This post contains minor spoilers for Tom Cruise’s “Top Gun: Maverick.” If you haven’t seen it yet, stop reading and go to the theatre. That is a command.
“Top Gun: Maverick” director Joseph Kosinski has completed his long-awaited sequel to the fan-favorite original from 1986.
The next chapter in Tom Cruise’s “Maverick” character’s life. Mitchell stands proudly on its own while adhering to the action formula established in the first film. Naturally, “Maverick” includes some period-appropriate throwbacks, such as Maverick’s motorcycle racing against the jet (a classic).
But “Maverick” doesn’t implode in the haze of nostalgia.
“There are times when a callback feels appropriate,” Kosinski says, dismissing others that felt “like you’re doing a cover band version of the original.”
Buckle up for the best “Top Gun” homages in “Maverick.”
Rooster, like his late father, crows ‘Great Balls of Fire.’ Goose
Bradley “Rooster” Bradshaw (Miles Teller) sings “Great Balls of Fire,” which veers into hokey territory but pulls out safely. Squint your eyes and sing along as Rooster bangs the piano keys to a song that his late father, Maverick’s bestie Nick “Goose” Bradshaw (Anthony Edwards), used to croon in full Jerry Lee Lewis style.

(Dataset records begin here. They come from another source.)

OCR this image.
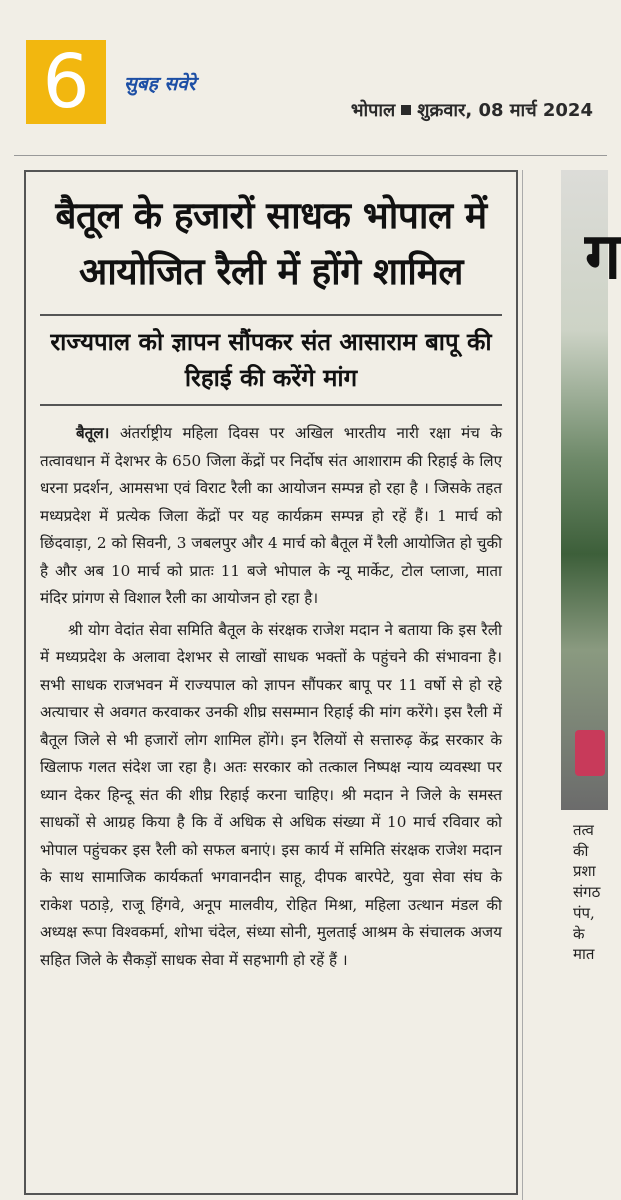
6	सुबह सवेरे
भोपाल शुक्रवार, 08 मार्च 2024
बैतूल के हजारों साधक भोपाल में आयोजित रैली में होंगे शामिल
राज्यपाल को ज्ञापन सौंपकर संत आसाराम बापू की रिहाई की करेंगे मांग

बैतूल। अंतर्राष्ट्रीय महिला दिवस पर अखिल भारतीय नारी रक्षा मंच के तत्वावधान में देशभर के 650 जिला केंद्रों पर निर्दोष संत आशाराम की रिहाई के लिए धरना प्रदर्शन, आमसभा एवं विराट रैली का आयोजन सम्पन्न हो रहा है । जिसके तहत मध्यप्रदेश में प्रत्येक जिला केंद्रों पर यह कार्यक्रम सम्पन्न हो रहें हैं। 1 मार्च को छिंदवाड़ा, 2 को सिवनी, 3 जबलपुर और 4 मार्च को बैतूल में रैली आयोजित हो चुकी है और अब 10 मार्च को प्रातः 11 बजे भोपाल के न्यू मार्केट, टोल प्लाजा, माता मंदिर प्रांगण से विशाल रैली का आयोजन हो रहा है।

श्री योग वेदांत सेवा समिति बैतूल के संरक्षक राजेश मदान ने बताया कि इस रैली में मध्यप्रदेश के अलावा देशभर से लाखों साधक भक्तों के पहुंचने की संभावना है। सभी साधक राजभवन में राज्यपाल को ज्ञापन सौंपकर बापू पर 11 वर्षो से हो रहे अत्याचार से अवगत करवाकर उनकी शीघ्र ससम्मान रिहाई की मांग करेंगे। इस रैली में बैतूल जिले से भी हजारों लोग शामिल होंगे। इन रैलियों से सत्तारुढ़ केंद्र सरकार के खिलाफ गलत संदेश जा रहा है। अतः सरकार को तत्काल निष्पक्ष न्याय व्यवस्था पर ध्यान देकर हिन्दू संत की शीघ्र रिहाई करना चाहिए। श्री मदान ने जिले के समस्त साधकों से आग्रह किया है कि वें अधिक से अधिक संख्या में 10 मार्च रविवार को भोपाल पहुंचकर इस रैली को सफल बनाएं। इस कार्य में समिति संरक्षक राजेश मदान के साथ सामाजिक कार्यकर्ता भगवानदीन साहू, दीपक बारपेटे, युवा सेवा संघ के राकेश पठाड़े, राजू हिंगवे, अनूप मालवीय, रोहित मिश्रा, महिला उत्थान मंडल की अध्यक्ष रूपा विश्वकर्मा, शोभा चंदेल, संध्या सोनी, मुलताई आश्रम के संचालक अजय सहित जिले के सैकड़ों साधक सेवा में सहभागी हो रहें हैं ।

ग
तत्व
की
प्रशा
संगठ
पंप,
के
मात
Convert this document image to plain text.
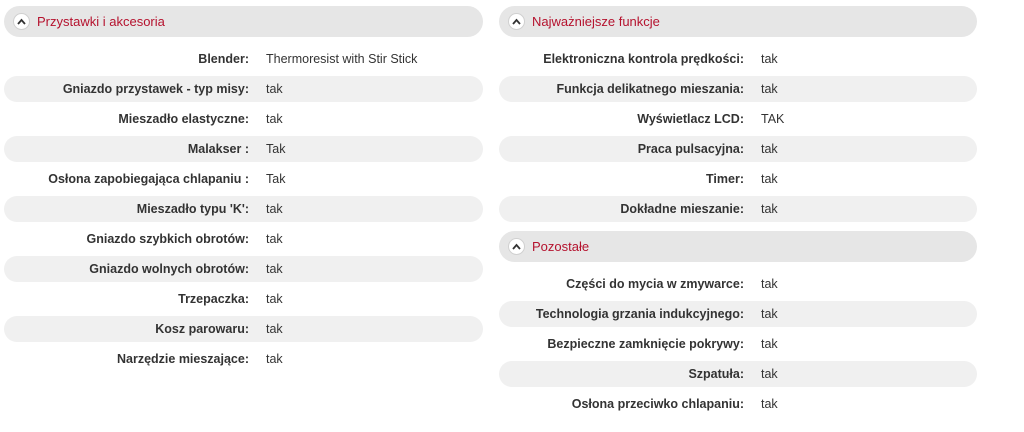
Przystawki i akcesoria
Blender: Thermoresist with Stir Stick
Gniazdo przystawek - typ misy: tak
Mieszadło elastyczne: tak
Malakser : Tak
Osłona zapobiegająca chlapaniu : Tak
Mieszadło typu 'K': tak
Gniazdo szybkich obrotów: tak
Gniazdo wolnych obrotów: tak
Trzepaczka: tak
Kosz parowaru: tak
Narzędzie mieszające: tak
Najważniejsze funkcje
Elektroniczna kontrola prędkości: tak
Funkcja delikatnego mieszania: tak
Wyświetlacz LCD: TAK
Praca pulsacyjna: tak
Timer: tak
Dokładne mieszanie: tak
Pozostałe
Części do mycia w zmywarce: tak
Technologia grzania indukcyjnego: tak
Bezpieczne zamknięcie pokrywy: tak
Szpatuła: tak
Osłona przeciwko chlapaniu: tak
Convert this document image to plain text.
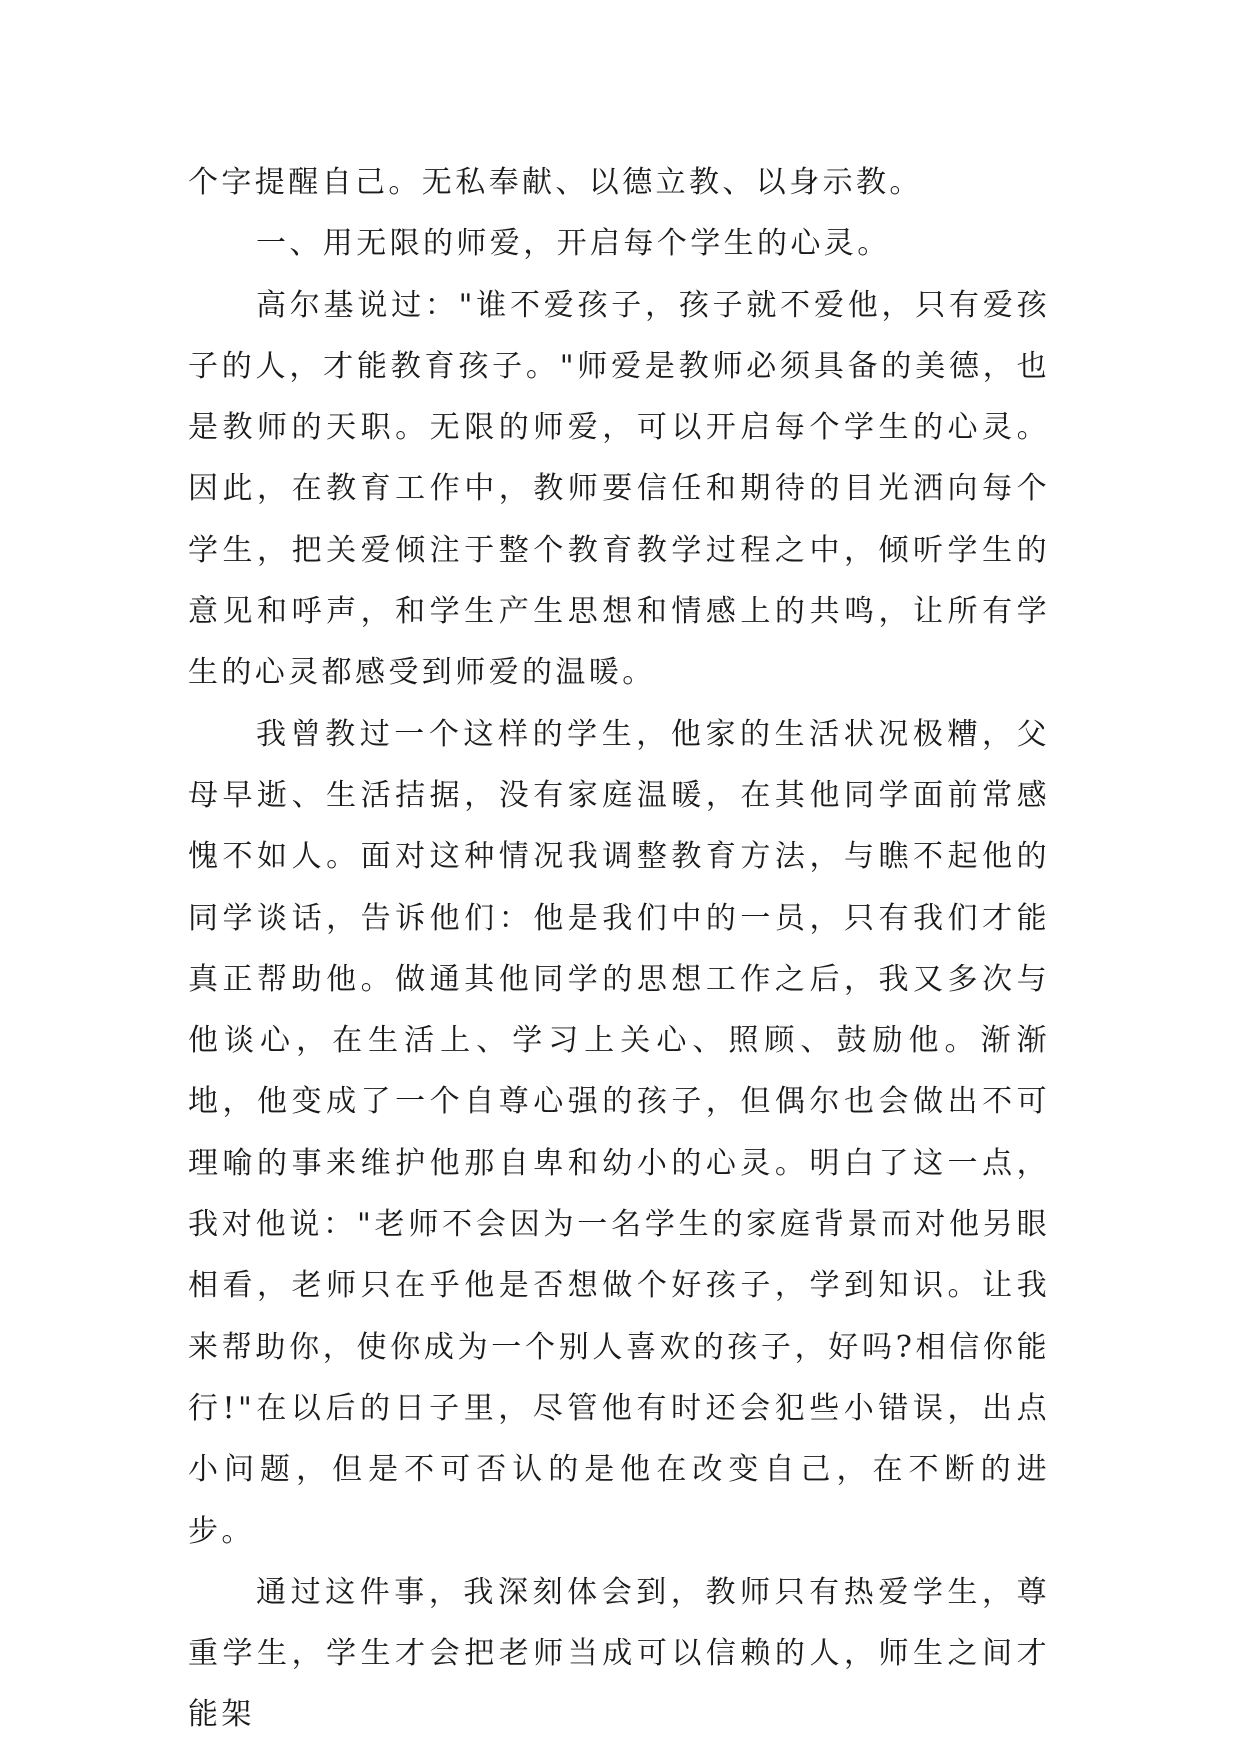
个字提醒自己。无私奉献、以德立教、以身示教。

一、用无限的师爱，开启每个学生的心灵。

高尔基说过："谁不爱孩子，孩子就不爱他，只有爱孩子的人，才能教育孩子。"师爱是教师必须具备的美德，也是教师的天职。无限的师爱，可以开启每个学生的心灵。因此，在教育工作中，教师要信任和期待的目光洒向每个学生，把关爱倾注于整个教育教学过程之中，倾听学生的意见和呼声，和学生产生思想和情感上的共鸣，让所有学生的心灵都感受到师爱的温暖。

我曾教过一个这样的学生，他家的生活状况极糟，父母早逝、生活拮据，没有家庭温暖，在其他同学面前常感愧不如人。面对这种情况我调整教育方法，与瞧不起他的同学谈话，告诉他们：他是我们中的一员，只有我们才能真正帮助他。做通其他同学的思想工作之后，我又多次与他谈心，在生活上、学习上关心、照顾、鼓励他。渐渐地，他变成了一个自尊心强的孩子，但偶尔也会做出不可理喻的事来维护他那自卑和幼小的心灵。明白了这一点，我对他说："老师不会因为一名学生的家庭背景而对他另眼相看，老师只在乎他是否想做个好孩子，学到知识。让我来帮助你，使你成为一个别人喜欢的孩子，好吗?相信你能行!"在以后的日子里，尽管他有时还会犯些小错误，出点小问题，但是不可否认的是他在改变自己，在不断的进步。

通过这件事，我深刻体会到，教师只有热爱学生，尊重学生，学生才会把老师当成可以信赖的人，师生之间才能架
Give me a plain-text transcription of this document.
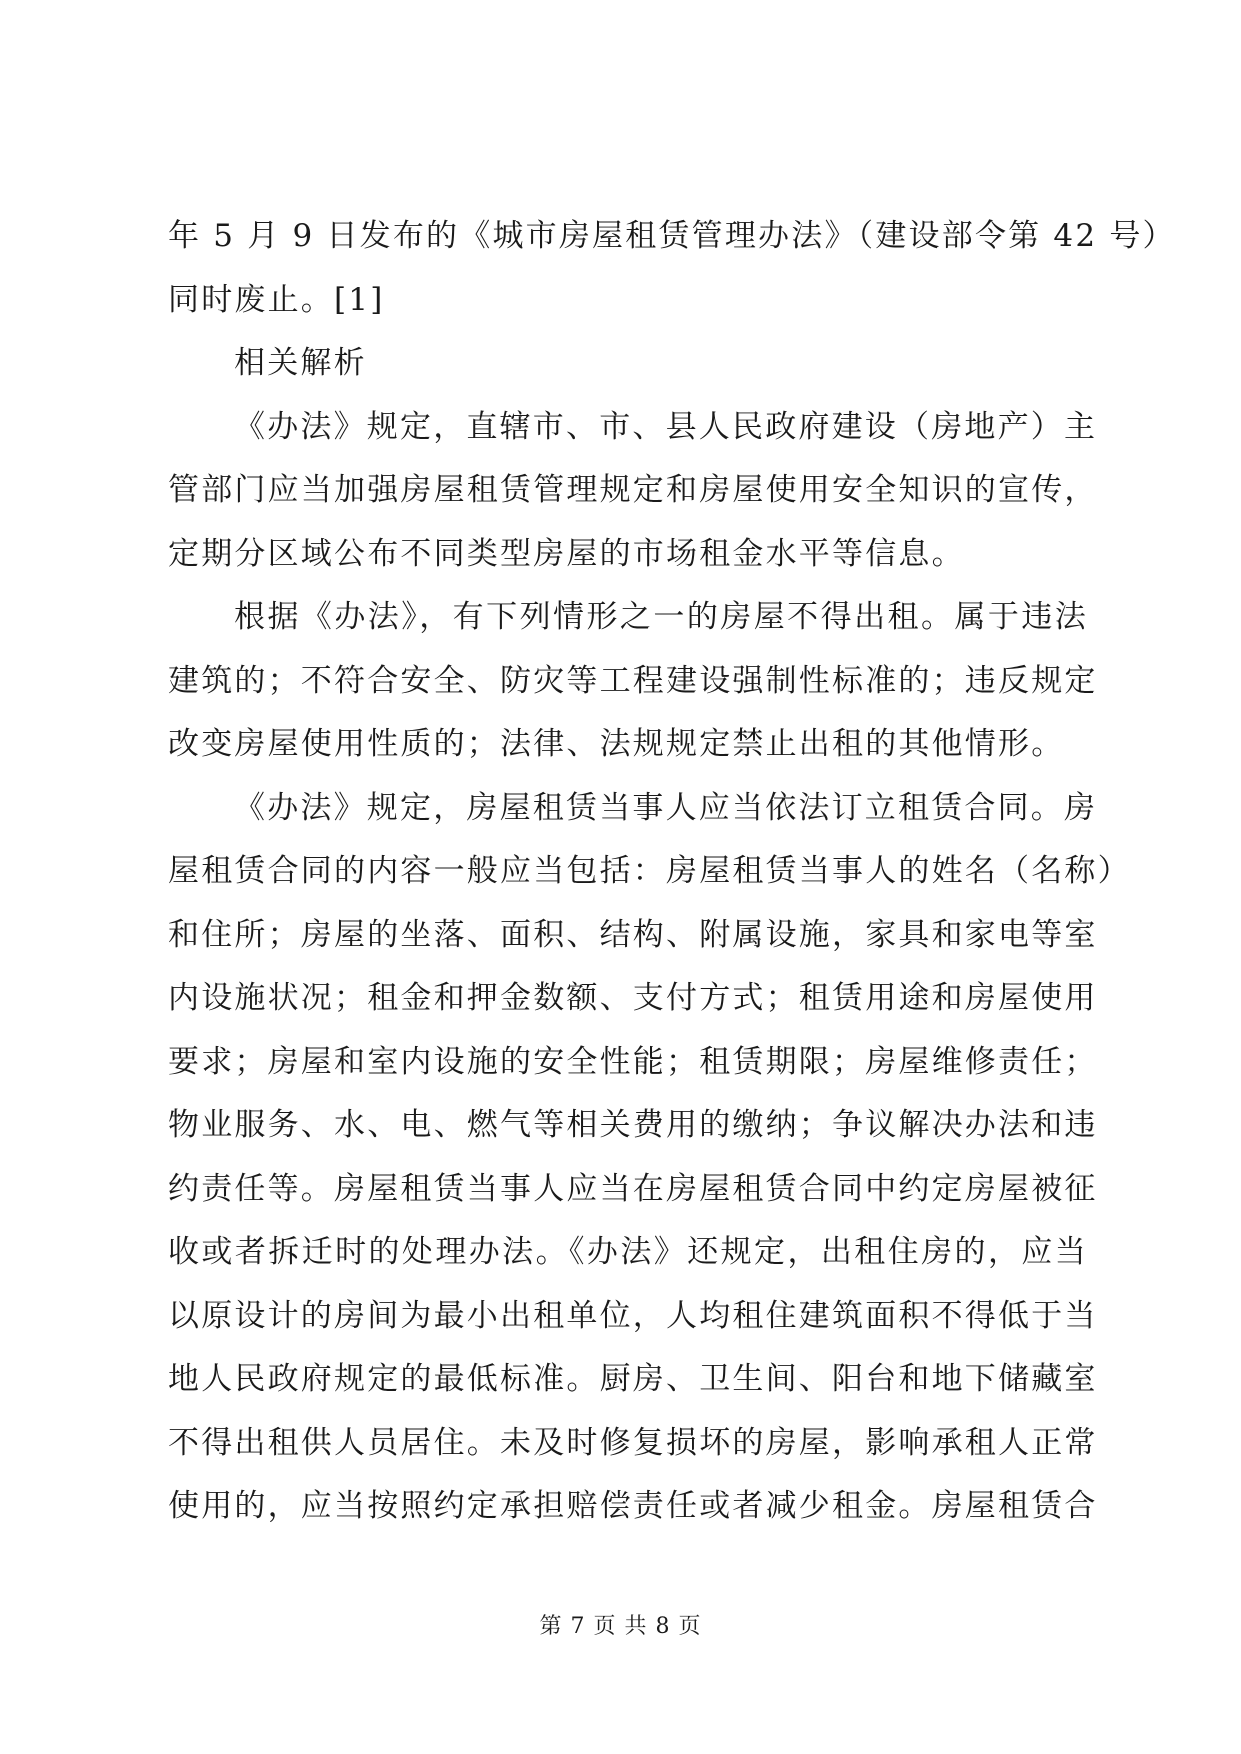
年 5 月 9 日发布的《城市房屋租赁管理办法》（建设部令第 42 号）
同时废止。[1]
相关解析
《办法》规定，直辖市、市、县人民政府建设（房地产）主
管部门应当加强房屋租赁管理规定和房屋使用安全知识的宣传，
定期分区域公布不同类型房屋的市场租金水平等信息。
根据《办法》，有下列情形之一的房屋不得出租。属于违法
建筑的；不符合安全、防灾等工程建设强制性标准的；违反规定
改变房屋使用性质的；法律、法规规定禁止出租的其他情形。
《办法》规定，房屋租赁当事人应当依法订立租赁合同。房
屋租赁合同的内容一般应当包括：房屋租赁当事人的姓名（名称）
和住所；房屋的坐落、面积、结构、附属设施，家具和家电等室
内设施状况；租金和押金数额、支付方式；租赁用途和房屋使用
要求；房屋和室内设施的安全性能；租赁期限；房屋维修责任；
物业服务、水、电、燃气等相关费用的缴纳；争议解决办法和违
约责任等。房屋租赁当事人应当在房屋租赁合同中约定房屋被征
收或者拆迁时的处理办法。《办法》还规定，出租住房的，应当
以原设计的房间为最小出租单位，人均租住建筑面积不得低于当
地人民政府规定的最低标准。厨房、卫生间、阳台和地下储藏室
不得出租供人员居住。未及时修复损坏的房屋，影响承租人正常
使用的，应当按照约定承担赔偿责任或者减少租金。房屋租赁合
第 7 页 共 8 页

Rooster is rocking the Goose Hawaiian shirt, shades, moustache, and theatrical key-pounding. On June 16, Paramount Studios released a raucous extended song version.
The sentimental scene contains a lot of story. This is the mature version of the boy in the cowboy hat sitting on the piano in “Top Gun,” who was told, “Sing it, Bradley!” by his now-deceased father.
“That original ‘Top Gun’ piano scene is the genesis of that entire character,” Kosinski says.
Maverick isn’t singing along this time because he’s still haunted by Goose’s death in a plane crash. In “Maverick,” he’s standing outside the window, watching the action.
‘Danger Zone,’ by Kenny Loggins, appears right at the start.
The first frames of “Maverick” are an outright “Top Gun” tribute, down to the opening card that reads “They call it Top Gun.” You knew you were in good hands with Kosinski.
The original Kenny Loggins song “Danger Zone” opens the film with a new version of the iconic “Top Gun” aircraft carrier action, this time aboard the USS Lincoln with F-18s.
All of this culminates in Maverick demonstrating his skills while exorcising his demons of losing Goose in the “Top Gun” flight accident. When things start to go wrong in the fight, Maverick tells Rooster to “Eject, eject,” just like he told Goose in “Top Gun.” This time, the outcome is very different.
The shot of Cruise “in a vertical climb in the F-14 and he breaks through a layer of clouds” was a favourite of Kosinski’s.
It isn’t heaven. It’s “Top Gun” paradise.